In classroom-based studies, peer tutoring has proved to be an effective learning strategy, both for the tutees and for their peer tutors. Today, the increasingly widespread availability of computers and internet access in the homes and after-school programs of students offers a new venue for peer learning. In seeking to translate the successes of peer-assisted learning from the classroom to the Internet, one major hurdle to overcome is that of motivation. When teachers are no longer supervising student activity and when participation itself becomes voluntary, peer tutoring protocols may stop being educationally productive. In order to successfully leverage these peer interactions, we must find a way to facilitate and motivate learning among a group of unsupervised peers. In this dissertation, we respond to this challenge by reconceptualizing the interactions among peers within the context of a different medium: that of games. In designing a peer-tutoring experience as a two-player game, we gain a valuable set of tools and techniques for affecting student participation, engagement, goals, and strategies.

Contributions:

  1. We define a criteria for games -- the Teacher's Dilemma criteria -- that motivates players to challenge one another with problems of appropriate difficulty;
  2. We show three games that satisfy the Teacher's Dilemma criteria when played by rational players under idealized conditions;
  3. We demonstrate, using computer simulations of strategic dynamics, that game-play will converge towards meeting these criteria, through time, under more realistic conditions;
  4. We design a suite of software that incorporates a Teacher's Dilemma game into several web-based activities for different learning domains;
  5. We collect data from thousands of students using these activities, and examine how the games actually affected the game-play strategy and learning among these students.
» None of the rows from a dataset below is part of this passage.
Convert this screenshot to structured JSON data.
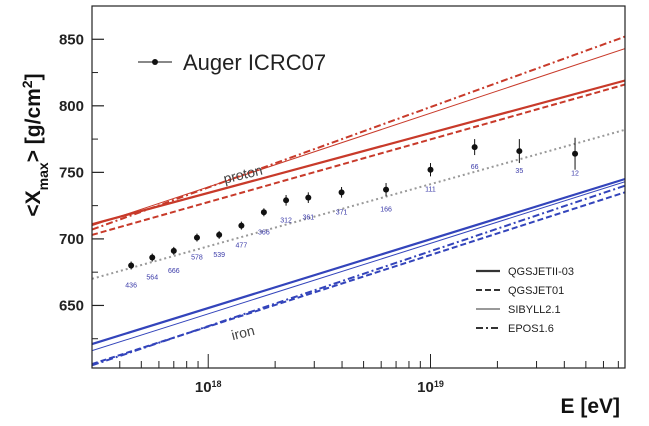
{
  "chart_data": {
    "type": "line",
    "title": "",
    "xlabel": "E [eV]",
    "ylabel": "<X_max> [g/cm^2]",
    "x_scale": "log",
    "xlim": [
      3e+17,
      7.5e+19
    ],
    "ylim": [
      603,
      875
    ],
    "x_ticks": [
      {
        "value": 1e+18,
        "base": "10",
        "exp": "18"
      },
      {
        "value": 1e+19,
        "base": "10",
        "exp": "19"
      }
    ],
    "y_ticks": [
      650,
      700,
      750,
      800,
      850
    ],
    "grid": false,
    "legend_position": "right",
    "auger": {
      "label": "Auger ICRC07",
      "points": [
        {
          "x": 4.5e+17,
          "y": 680,
          "err": 3,
          "n": "436"
        },
        {
          "x": 5.6e+17,
          "y": 686,
          "err": 3,
          "n": "564"
        },
        {
          "x": 7e+17,
          "y": 691,
          "err": 3,
          "n": "666"
        },
        {
          "x": 8.9e+17,
          "y": 701,
          "err": 3,
          "n": "578"
        },
        {
          "x": 1.12e+18,
          "y": 703,
          "err": 3,
          "n": "539"
        },
        {
          "x": 1.41e+18,
          "y": 710,
          "err": 3,
          "n": "477"
        },
        {
          "x": 1.78e+18,
          "y": 720,
          "err": 3,
          "n": "366"
        },
        {
          "x": 2.24e+18,
          "y": 729,
          "err": 4,
          "n": "312"
        },
        {
          "x": 2.82e+18,
          "y": 731,
          "err": 4,
          "n": "361"
        },
        {
          "x": 3.98e+18,
          "y": 735,
          "err": 4,
          "n": "371"
        },
        {
          "x": 6.31e+18,
          "y": 737,
          "err": 5,
          "n": "166"
        },
        {
          "x": 1e+19,
          "y": 752,
          "err": 5,
          "n": "111"
        },
        {
          "x": 1.58e+19,
          "y": 769,
          "err": 6,
          "n": "66"
        },
        {
          "x": 2.51e+19,
          "y": 766,
          "err": 9,
          "n": "35"
        },
        {
          "x": 4.47e+19,
          "y": 764,
          "err": 12,
          "n": "12"
        }
      ]
    },
    "series": [
      {
        "name": "QGSJETII-03",
        "primary": "proton",
        "style": "solid",
        "x": [
          3e+17,
          7.5e+19
        ],
        "y": [
          711,
          819
        ]
      },
      {
        "name": "QGSJET01",
        "primary": "proton",
        "style": "dashed",
        "x": [
          3e+17,
          7.5e+19
        ],
        "y": [
          703,
          816
        ]
      },
      {
        "name": "SIBYLL2.1",
        "primary": "proton",
        "style": "thin",
        "x": [
          3e+17,
          7.5e+19
        ],
        "y": [
          710,
          843
        ]
      },
      {
        "name": "EPOS1.6",
        "primary": "proton",
        "style": "dashdot",
        "x": [
          3e+17,
          7.5e+19
        ],
        "y": [
          707,
          852
        ]
      },
      {
        "name": "QGSJETII-03",
        "primary": "iron",
        "style": "solid",
        "x": [
          3e+17,
          7.5e+19
        ],
        "y": [
          621,
          745
        ]
      },
      {
        "name": "QGSJET01",
        "primary": "iron",
        "style": "dashed",
        "x": [
          3e+17,
          7.5e+19
        ],
        "y": [
          606,
          735
        ]
      },
      {
        "name": "SIBYLL2.1",
        "primary": "iron",
        "style": "thin",
        "x": [
          3e+17,
          7.5e+19
        ],
        "y": [
          616,
          743
        ]
      },
      {
        "name": "EPOS1.6",
        "primary": "iron",
        "style": "dashdot",
        "x": [
          3e+17,
          7.5e+19
        ],
        "y": [
          605,
          740
        ]
      }
    ],
    "auger_trend": {
      "x": [
        3e+17,
        7.5e+19
      ],
      "y": [
        670,
        782
      ]
    },
    "annotations": [
      {
        "text": "proton",
        "x": 1.45e+18,
        "y": 745,
        "angle": -14
      },
      {
        "text": "iron",
        "x": 1.45e+18,
        "y": 626,
        "angle": -14
      }
    ],
    "legend": [
      {
        "label": "QGSJETII-03",
        "style": "solid"
      },
      {
        "label": "QGSJET01",
        "style": "dashed"
      },
      {
        "label": "SIBYLL2.1",
        "style": "thin"
      },
      {
        "label": "EPOS1.6",
        "style": "dashdot"
      }
    ],
    "colors": {
      "proton": "#c83a2a",
      "iron": "#3344bb",
      "data": "#111111",
      "trend": "#999999",
      "count_labels": "#3a3aa8"
    }
  }
}
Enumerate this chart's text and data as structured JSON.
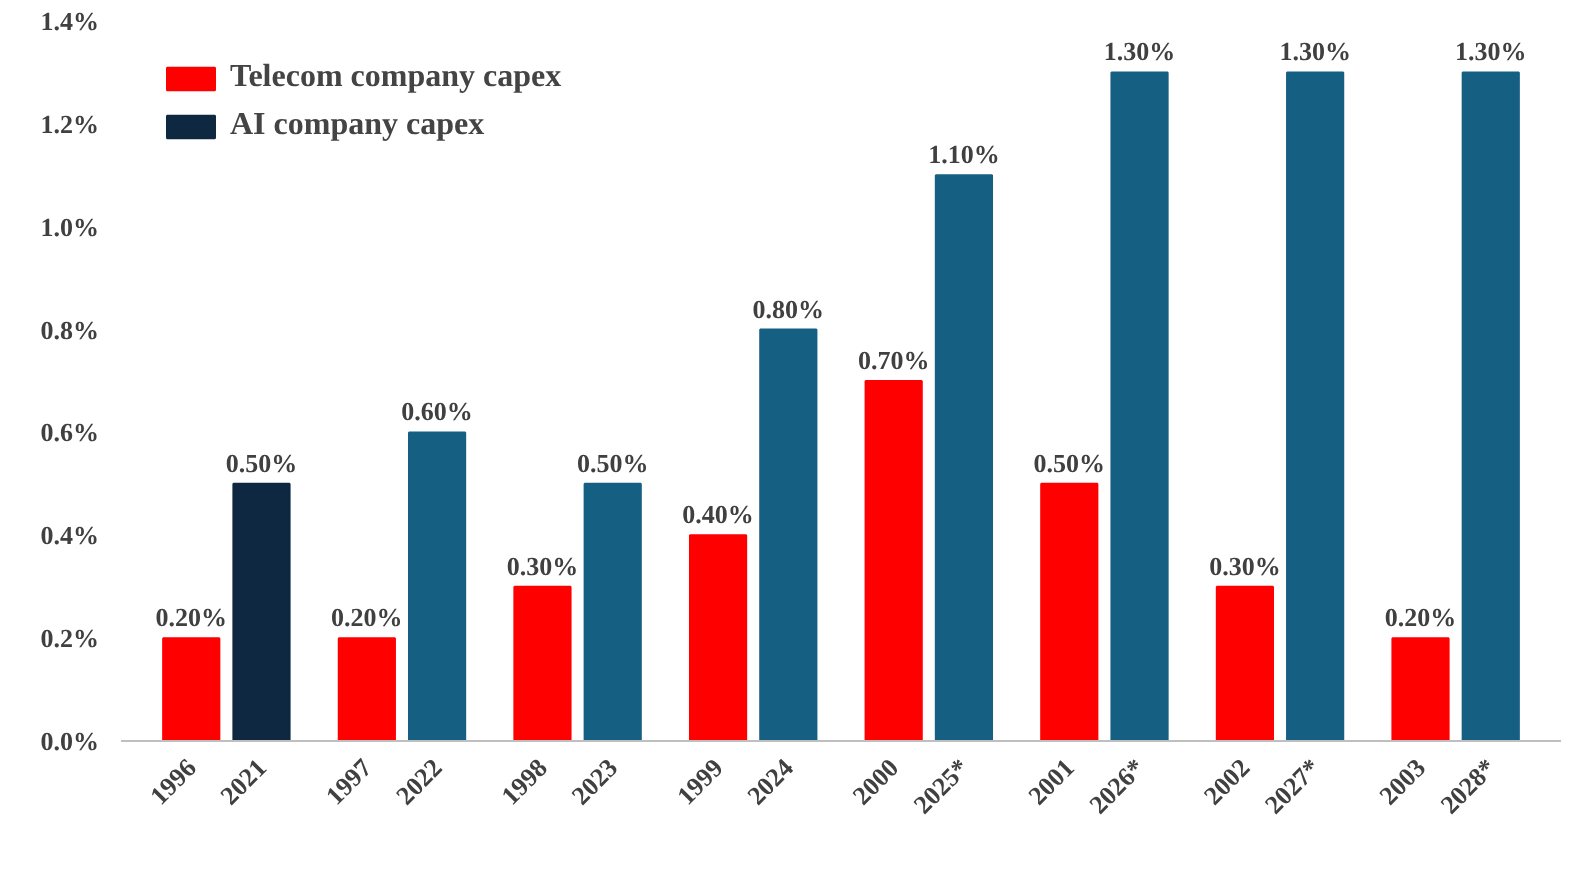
{
  "chart_data": {
    "type": "bar",
    "categories": [
      "1996",
      "2021",
      "1997",
      "2022",
      "1998",
      "2023",
      "1999",
      "2024",
      "2000",
      "2025*",
      "2001",
      "2026*",
      "2002",
      "2027*",
      "2003",
      "2028*"
    ],
    "series": [
      {
        "name": "Telecom company capex",
        "color": "#ff0000",
        "values": [
          0.2,
          null,
          0.2,
          null,
          0.3,
          null,
          0.4,
          null,
          0.7,
          null,
          0.5,
          null,
          0.3,
          null,
          0.2,
          null
        ],
        "value_labels": [
          "0.20%",
          null,
          "0.20%",
          null,
          "0.30%",
          null,
          "0.40%",
          null,
          "0.70%",
          null,
          "0.50%",
          null,
          "0.30%",
          null,
          "0.20%",
          null
        ]
      },
      {
        "name": "AI company capex",
        "color": "#0d2840",
        "colors": [
          null,
          "#0d2840",
          null,
          "#155f82",
          null,
          "#155f82",
          null,
          "#155f82",
          null,
          "#155f82",
          null,
          "#155f82",
          null,
          "#155f82",
          null,
          "#155f82"
        ],
        "values": [
          null,
          0.5,
          null,
          0.6,
          null,
          0.5,
          null,
          0.8,
          null,
          1.1,
          null,
          1.3,
          null,
          1.3,
          null,
          1.3
        ],
        "value_labels": [
          null,
          "0.50%",
          null,
          "0.60%",
          null,
          "0.50%",
          null,
          "0.80%",
          null,
          "1.10%",
          null,
          "1.30%",
          null,
          "1.30%",
          null,
          "1.30%"
        ]
      }
    ],
    "ylim": [
      0,
      1.4
    ],
    "yticks": [
      {
        "value": 0,
        "label": "0.0%"
      },
      {
        "value": 0.2,
        "label": "0.2%"
      },
      {
        "value": 0.4,
        "label": "0.4%"
      },
      {
        "value": 0.6,
        "label": "0.6%"
      },
      {
        "value": 0.8,
        "label": "0.8%"
      },
      {
        "value": 1.0,
        "label": "1.0%"
      },
      {
        "value": 1.2,
        "label": "1.2%"
      },
      {
        "value": 1.4,
        "label": "1.4%"
      }
    ],
    "grid": false,
    "legend": "top left"
  }
}
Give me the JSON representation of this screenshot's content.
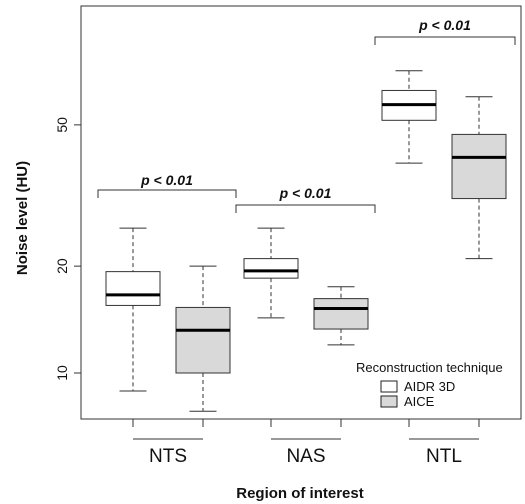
{
  "chart_data": {
    "type": "box",
    "title": "",
    "xlabel": "Region of interest",
    "ylabel": "Noise level (HU)",
    "y_scale": "log",
    "ylim": [
      6.5,
      100
    ],
    "yticks": [
      10,
      20,
      50
    ],
    "categories": [
      "NTS",
      "NAS",
      "NTL"
    ],
    "series": [
      {
        "name": "AIDR 3D",
        "color": "#ffffff",
        "boxes": [
          {
            "min": 8.9,
            "q1": 15.5,
            "median": 16.6,
            "q3": 19.3,
            "max": 25.6
          },
          {
            "min": 14.3,
            "q1": 18.5,
            "median": 19.4,
            "q3": 21.0,
            "max": 25.6
          },
          {
            "min": 39.0,
            "q1": 51.5,
            "median": 57.0,
            "q3": 62.5,
            "max": 71.0
          }
        ]
      },
      {
        "name": "AICE",
        "color": "#d9d9d9",
        "boxes": [
          {
            "min": 7.8,
            "q1": 10.0,
            "median": 13.2,
            "q3": 15.3,
            "max": 20.0
          },
          {
            "min": 12.0,
            "q1": 13.3,
            "median": 15.2,
            "q3": 16.2,
            "max": 17.5
          },
          {
            "min": 21.0,
            "q1": 31.0,
            "median": 40.5,
            "q3": 47.0,
            "max": 60.0
          }
        ]
      }
    ],
    "annotations": [
      {
        "text": "p < 0.01",
        "between": [
          "NTS",
          "NAS"
        ]
      },
      {
        "text": "p < 0.01",
        "between": [
          "NAS",
          "NTL"
        ]
      },
      {
        "text": "p < 0.01",
        "between": [
          "NTL",
          "NTL"
        ]
      }
    ],
    "legend": {
      "title": "Reconstruction technique",
      "position": "bottom-right"
    }
  }
}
The game-theoretic analysis establishes the possibility for a game-based mechanism for motivating appropriate challenges, the simulations support the plausibility of this approach given non-optimal players, the implemented software systems demonstrate the scalability of this model, and the data analysis supports the real-world applicability of this game-based approach to motivating appropriate challenges for learning among unsupervised peers.